Liver ultrasound:Increased hepatic echogenicity supports steatosis; limited for mild disease and cannot distinguish simple steatosis from NASH.
Transient elastography (FibroScan) / ELF test:Assesses fibrosis severity and helps identify advanced fibrosis/cirrhosis.
Bloods to exclude alternative causes:Negative viral hepatitis screen, autoimmune liver panel, ferritin/transferrin saturation, and other targeted tests support NAFLD diagnosis.
Metabolic assessment:HbA1c/fasting glucose, lipid profile, blood pressure, BMI and waist circumference frequently show cardiometabolic comorbidity.
Liver biopsy (selected patients):Gold standard for confirming steatohepatitis and staging fibrosis when diagnosis or stage remains uncertain.

Management

Lifestyle Modifications

  • Weight reduction is first-line: target 7-10% body weight loss (greater loss gives greater NASH/fibrosis benefit).
  • Calorie-deficit diet (Mediterranean-style pattern commonly advised), reduce refined carbohydrates/fructose-rich drinks, and avoid crash dieting.
  • Regular physical activity (aerobic plus resistance training), even without major weight loss.
  • Treat cardiovascular risk aggressively: smoking cessation, BP control, lipid management, diabetes optimisation.
  • Keep alcohol intake below NAFLD diagnostic thresholds and advise minimisation in established liver disease.

Pharmacological Treatment

Weight-management pharmacotherapy (adjunct to lifestyle, not NAFLD-specific licensing)

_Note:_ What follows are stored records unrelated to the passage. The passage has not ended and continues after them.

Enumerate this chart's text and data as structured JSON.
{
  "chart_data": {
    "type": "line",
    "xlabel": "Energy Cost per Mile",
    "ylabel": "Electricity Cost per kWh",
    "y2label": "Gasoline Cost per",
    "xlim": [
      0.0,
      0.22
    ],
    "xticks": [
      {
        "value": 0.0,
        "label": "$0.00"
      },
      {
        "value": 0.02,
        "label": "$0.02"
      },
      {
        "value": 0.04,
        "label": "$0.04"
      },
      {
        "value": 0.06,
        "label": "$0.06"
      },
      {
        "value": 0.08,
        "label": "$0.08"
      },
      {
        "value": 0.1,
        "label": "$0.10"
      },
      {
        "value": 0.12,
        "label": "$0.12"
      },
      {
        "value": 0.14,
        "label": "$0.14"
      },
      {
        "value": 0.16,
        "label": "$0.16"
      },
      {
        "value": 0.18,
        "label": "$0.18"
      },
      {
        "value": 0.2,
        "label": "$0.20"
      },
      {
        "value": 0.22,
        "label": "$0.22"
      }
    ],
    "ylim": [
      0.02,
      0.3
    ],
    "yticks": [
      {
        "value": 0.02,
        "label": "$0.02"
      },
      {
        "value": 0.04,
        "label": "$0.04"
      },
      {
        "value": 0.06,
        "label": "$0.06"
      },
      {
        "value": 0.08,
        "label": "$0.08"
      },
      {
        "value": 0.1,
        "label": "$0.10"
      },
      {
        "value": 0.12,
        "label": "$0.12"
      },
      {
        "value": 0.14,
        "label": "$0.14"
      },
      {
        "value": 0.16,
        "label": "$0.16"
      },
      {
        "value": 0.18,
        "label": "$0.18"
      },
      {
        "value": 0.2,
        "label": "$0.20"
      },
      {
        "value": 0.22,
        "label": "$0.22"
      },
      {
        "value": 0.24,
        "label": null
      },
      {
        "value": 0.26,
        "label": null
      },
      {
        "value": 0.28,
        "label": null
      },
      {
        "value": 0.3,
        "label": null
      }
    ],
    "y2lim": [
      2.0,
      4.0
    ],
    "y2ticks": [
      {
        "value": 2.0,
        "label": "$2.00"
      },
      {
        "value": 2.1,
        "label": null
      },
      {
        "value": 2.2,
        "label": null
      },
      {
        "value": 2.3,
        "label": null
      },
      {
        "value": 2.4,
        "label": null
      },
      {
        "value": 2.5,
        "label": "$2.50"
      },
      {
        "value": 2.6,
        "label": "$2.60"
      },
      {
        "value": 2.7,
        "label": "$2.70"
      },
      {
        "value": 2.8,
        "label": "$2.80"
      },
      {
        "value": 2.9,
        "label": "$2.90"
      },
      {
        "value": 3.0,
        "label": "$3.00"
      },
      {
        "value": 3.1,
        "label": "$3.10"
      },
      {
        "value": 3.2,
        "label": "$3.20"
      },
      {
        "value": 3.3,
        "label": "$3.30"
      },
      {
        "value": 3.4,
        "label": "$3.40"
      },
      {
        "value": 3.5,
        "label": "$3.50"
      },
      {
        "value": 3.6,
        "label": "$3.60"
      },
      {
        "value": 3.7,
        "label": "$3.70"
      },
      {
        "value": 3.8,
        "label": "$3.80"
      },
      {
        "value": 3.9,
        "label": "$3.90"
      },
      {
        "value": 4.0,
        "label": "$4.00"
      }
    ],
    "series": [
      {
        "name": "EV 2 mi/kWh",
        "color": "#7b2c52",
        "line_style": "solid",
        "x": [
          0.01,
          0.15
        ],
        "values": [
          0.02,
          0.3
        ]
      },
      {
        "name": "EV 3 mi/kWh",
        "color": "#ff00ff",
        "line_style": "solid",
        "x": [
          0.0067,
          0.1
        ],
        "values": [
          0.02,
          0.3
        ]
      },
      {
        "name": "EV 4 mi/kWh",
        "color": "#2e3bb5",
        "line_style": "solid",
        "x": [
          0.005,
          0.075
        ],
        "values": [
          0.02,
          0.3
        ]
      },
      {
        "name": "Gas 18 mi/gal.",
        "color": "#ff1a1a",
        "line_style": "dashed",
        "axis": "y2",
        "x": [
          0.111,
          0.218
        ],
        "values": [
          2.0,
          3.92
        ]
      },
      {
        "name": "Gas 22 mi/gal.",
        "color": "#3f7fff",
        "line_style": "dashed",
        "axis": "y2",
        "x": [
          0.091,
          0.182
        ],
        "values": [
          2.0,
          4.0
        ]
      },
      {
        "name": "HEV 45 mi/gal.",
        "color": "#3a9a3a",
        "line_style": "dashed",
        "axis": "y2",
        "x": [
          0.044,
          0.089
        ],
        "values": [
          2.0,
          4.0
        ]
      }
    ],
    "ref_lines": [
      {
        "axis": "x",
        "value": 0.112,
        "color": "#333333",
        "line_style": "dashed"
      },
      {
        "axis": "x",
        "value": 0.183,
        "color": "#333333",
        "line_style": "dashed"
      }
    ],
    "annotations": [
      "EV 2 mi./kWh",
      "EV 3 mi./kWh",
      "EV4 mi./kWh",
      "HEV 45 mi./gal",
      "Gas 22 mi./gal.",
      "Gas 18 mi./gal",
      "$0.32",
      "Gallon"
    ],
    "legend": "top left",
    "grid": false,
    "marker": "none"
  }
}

  • Orlistat 120 mg orally three times daily with meals containing fat
  • Semaglutide (Wegovy) 0.25 mg subcutaneously once weekly, titrated every 4 weeks to maintenance 2.4 mg once weekly

Use according to UK obesity criteria/services. Orlistat causes GI adverse effects and reduces absorption of fat-soluble vitamins; avoid in chronic malabsorption/cholestasis. Semaglutide is contraindicated in pregnancy and should be used cautiously with pancreatitis history and severe GI disease.

Cardiometabolic risk reduction

  • Atorvastatin 20 mg orally once daily (typical primary prevention start dose; adjust to lipid targets/risk)

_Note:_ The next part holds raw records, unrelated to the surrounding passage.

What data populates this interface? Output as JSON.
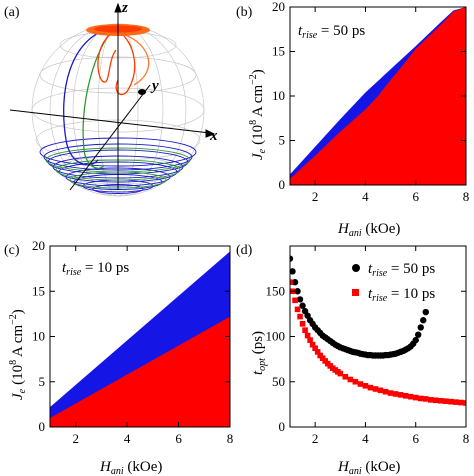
{
  "figure": {
    "panel_labels": [
      "(a)",
      "(b)",
      "(c)",
      "(d)"
    ],
    "sphere_axes": {
      "z": "z",
      "y": "y",
      "x": "x"
    }
  },
  "chart_data": [
    {
      "id": "b",
      "type": "area",
      "panel_label": "(b)",
      "annotation": {
        "var": "t",
        "sub": "rise",
        "text": " = 50 ps"
      },
      "xlabel": {
        "var": "H",
        "sub": "ani",
        "unit": " (kOe)"
      },
      "ylabel": {
        "var": "J",
        "sub": "e",
        "unit": "(10",
        "exp": "8",
        "unit2": " A cm",
        "exp2": "−2",
        "close": ")"
      },
      "xlim": [
        1,
        8
      ],
      "ylim": [
        0,
        20
      ],
      "xticks": [
        2,
        4,
        6,
        8
      ],
      "yticks": [
        0,
        5,
        10,
        15,
        20
      ],
      "colors": {
        "upper": "#1515e6",
        "lower": "#ff0000"
      },
      "series": [
        {
          "name": "upper boundary",
          "x": [
            1,
            2,
            3,
            4,
            5,
            6,
            7,
            7.5,
            8
          ],
          "y": [
            1.2,
            4.3,
            7.4,
            10.4,
            13.0,
            15.6,
            18.3,
            19.6,
            20
          ]
        },
        {
          "name": "lower boundary",
          "x": [
            1,
            2,
            3,
            4,
            4.5,
            5,
            5.5,
            6,
            7,
            7.5,
            8
          ],
          "y": [
            0.7,
            3.3,
            6.0,
            8.5,
            10.0,
            11.8,
            13.5,
            15.3,
            18.0,
            19.5,
            20
          ]
        }
      ]
    },
    {
      "id": "c",
      "type": "area",
      "panel_label": "(c)",
      "annotation": {
        "var": "t",
        "sub": "rise",
        "text": " = 10 ps"
      },
      "xlabel": {
        "var": "H",
        "sub": "ani",
        "unit": " (kOe)"
      },
      "ylabel": {
        "var": "J",
        "sub": "e",
        "unit": "(10",
        "exp": "8",
        "unit2": " A cm",
        "exp2": "−2",
        "close": ")"
      },
      "xlim": [
        1,
        8
      ],
      "ylim": [
        0,
        20
      ],
      "xticks": [
        2,
        4,
        6,
        8
      ],
      "yticks": [
        0,
        5,
        10,
        15,
        20
      ],
      "xtick_labels_shown": [
        "2",
        "4",
        "6",
        "8"
      ],
      "colors": {
        "upper": "#1515e6",
        "lower": "#ff0000"
      },
      "series": [
        {
          "name": "upper boundary",
          "x": [
            1,
            8
          ],
          "y": [
            2.2,
            19.4
          ]
        },
        {
          "name": "lower boundary",
          "x": [
            1,
            8
          ],
          "y": [
            1.0,
            12.2
          ]
        }
      ]
    },
    {
      "id": "d",
      "type": "scatter",
      "panel_label": "(d)",
      "xlabel": {
        "var": "H",
        "sub": "ani",
        "unit": " (kOe)"
      },
      "ylabel": {
        "var": "t",
        "sub": "opt",
        "unit": " (ps)"
      },
      "xlim": [
        1,
        8
      ],
      "ylim": [
        0,
        200
      ],
      "xticks": [
        2,
        4,
        6,
        8
      ],
      "yticks": [
        0,
        50,
        100,
        150
      ],
      "legend": [
        {
          "var": "t",
          "sub": "rise",
          "text": " = 50 ps",
          "color": "#000000",
          "marker": "circle"
        },
        {
          "var": "t",
          "sub": "rise",
          "text": " = 10 ps",
          "color": "#ff0000",
          "marker": "square"
        }
      ],
      "series": [
        {
          "name": "t_rise = 50 ps",
          "color": "#000000",
          "marker": "circle",
          "x": [
            1.0,
            1.1,
            1.2,
            1.3,
            1.4,
            1.5,
            1.6,
            1.7,
            1.8,
            1.9,
            2.0,
            2.1,
            2.2,
            2.3,
            2.4,
            2.5,
            2.6,
            2.7,
            2.8,
            2.9,
            3.0,
            3.1,
            3.2,
            3.3,
            3.4,
            3.5,
            3.6,
            3.7,
            3.8,
            3.9,
            4.0,
            4.1,
            4.2,
            4.3,
            4.4,
            4.5,
            4.6,
            4.7,
            4.8,
            4.9,
            5.0,
            5.1,
            5.2,
            5.3,
            5.4,
            5.5,
            5.6,
            5.7,
            5.8,
            5.9,
            6.0,
            6.1,
            6.2,
            6.3,
            6.4
          ],
          "y": [
            186,
            172,
            160,
            150,
            141,
            134,
            128,
            123,
            118,
            114,
            110,
            107,
            104,
            101,
            99,
            97,
            95,
            93,
            91,
            89.5,
            88,
            87,
            86,
            85,
            84,
            83,
            82.5,
            82,
            81,
            80.5,
            80,
            79.5,
            79.5,
            79,
            79,
            79,
            79,
            79,
            79.5,
            79.5,
            80,
            80.5,
            81,
            82,
            83,
            84,
            85.5,
            87,
            89,
            92,
            96,
            102,
            110,
            118,
            127
          ]
        },
        {
          "name": "t_rise = 10 ps",
          "color": "#ff0000",
          "marker": "square",
          "x": [
            1.0,
            1.1,
            1.2,
            1.3,
            1.4,
            1.5,
            1.6,
            1.7,
            1.8,
            1.9,
            2.0,
            2.1,
            2.2,
            2.3,
            2.4,
            2.5,
            2.6,
            2.7,
            2.8,
            2.9,
            3.0,
            3.2,
            3.4,
            3.6,
            3.8,
            4.0,
            4.2,
            4.4,
            4.6,
            4.8,
            5.0,
            5.2,
            5.4,
            5.6,
            5.8,
            6.0,
            6.2,
            6.4,
            6.6,
            6.8,
            7.0,
            7.2,
            7.4,
            7.6,
            7.8,
            8.0
          ],
          "y": [
            160,
            150,
            140,
            130,
            122,
            114,
            107,
            101,
            96,
            91,
            87,
            83,
            79,
            76,
            73,
            70,
            67.5,
            65,
            63,
            61,
            59,
            55.5,
            52.5,
            50,
            47.5,
            45.5,
            43.5,
            42,
            40.5,
            39,
            37.5,
            36.5,
            35.5,
            34.5,
            33.5,
            32.5,
            31.5,
            31,
            30,
            29.5,
            29,
            28.5,
            28,
            27.5,
            27,
            26.5
          ]
        }
      ]
    }
  ]
}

Statins are used for CVD risk, not to directly treat steatosis; they are generally safe in NAFLD. Avoid initiation in active liver disease or persistent unexplained transaminase elevations greater than 3x ULN; check baseline and follow-up liver enzymes per guidance.

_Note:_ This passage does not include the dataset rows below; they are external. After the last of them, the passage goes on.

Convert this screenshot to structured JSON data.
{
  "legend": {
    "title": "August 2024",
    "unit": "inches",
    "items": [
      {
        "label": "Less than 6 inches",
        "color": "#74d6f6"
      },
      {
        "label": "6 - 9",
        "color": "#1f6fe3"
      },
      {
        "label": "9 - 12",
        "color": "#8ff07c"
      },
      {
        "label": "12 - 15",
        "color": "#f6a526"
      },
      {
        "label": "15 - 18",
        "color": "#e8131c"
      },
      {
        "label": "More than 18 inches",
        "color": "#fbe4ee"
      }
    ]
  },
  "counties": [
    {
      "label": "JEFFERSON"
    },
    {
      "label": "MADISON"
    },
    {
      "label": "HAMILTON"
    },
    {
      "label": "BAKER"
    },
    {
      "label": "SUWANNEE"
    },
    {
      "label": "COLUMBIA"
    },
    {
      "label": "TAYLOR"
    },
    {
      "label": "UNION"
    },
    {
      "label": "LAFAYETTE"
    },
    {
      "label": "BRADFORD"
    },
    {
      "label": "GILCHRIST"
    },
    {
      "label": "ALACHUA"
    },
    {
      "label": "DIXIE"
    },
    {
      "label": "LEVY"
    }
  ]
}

Specialist off-label therapy for selected NASH patients

  • Pioglitazone 15-45 mg orally once daily
  • Vitamin E (alpha-tocopherol) 800 IU orally once daily

Usually specialist-led, often for biopsy-proven NASH after risk-benefit discussion. Pioglitazone: avoid in heart failure, active bladder cancer, or high fracture risk; causes weight gain/oedema. Vitamin E: caution regarding long-term safety signals (for example haemorrhagic stroke/prostate cancer concerns in some datasets).

Surgical / Interventional

  • Metabolic/bariatric surgery in eligible patients with severe obesity can improve steatosis and NASH and reduce metabolic risk; requires MDT assessment and long-term nutritional follow-up.

Complications

  • Progressive liver fibrosis and cirrhosis
  • Portal hypertension and variceal haemorrhage
  • Hepatocellular carcinoma
  • Liver failure and infection vulnerability in advanced disease
  • Incident type 2 diabetes and worsening metabolic syndrome
  • Chronic kidney disease
  • Cardiovascular events (myocardial infarction, ischaemic stroke, atrial fibrillation) and cardiovascular mortality

Prognosis

Outcome is stage-dependent. Simple steatosis often follows a relatively indolent course, with a low long-term risk of cirrhosis (around 0-4% over 10-20 years), whereas NASH carries substantially higher risk of fibrosis progression, cirrhosis, liver failure, and HCC. Fibrosis stage is the strongest prognostic marker, and mortality risk rises steeply as fibrosis advances; cardiovascular disease remains the commonest cause of death.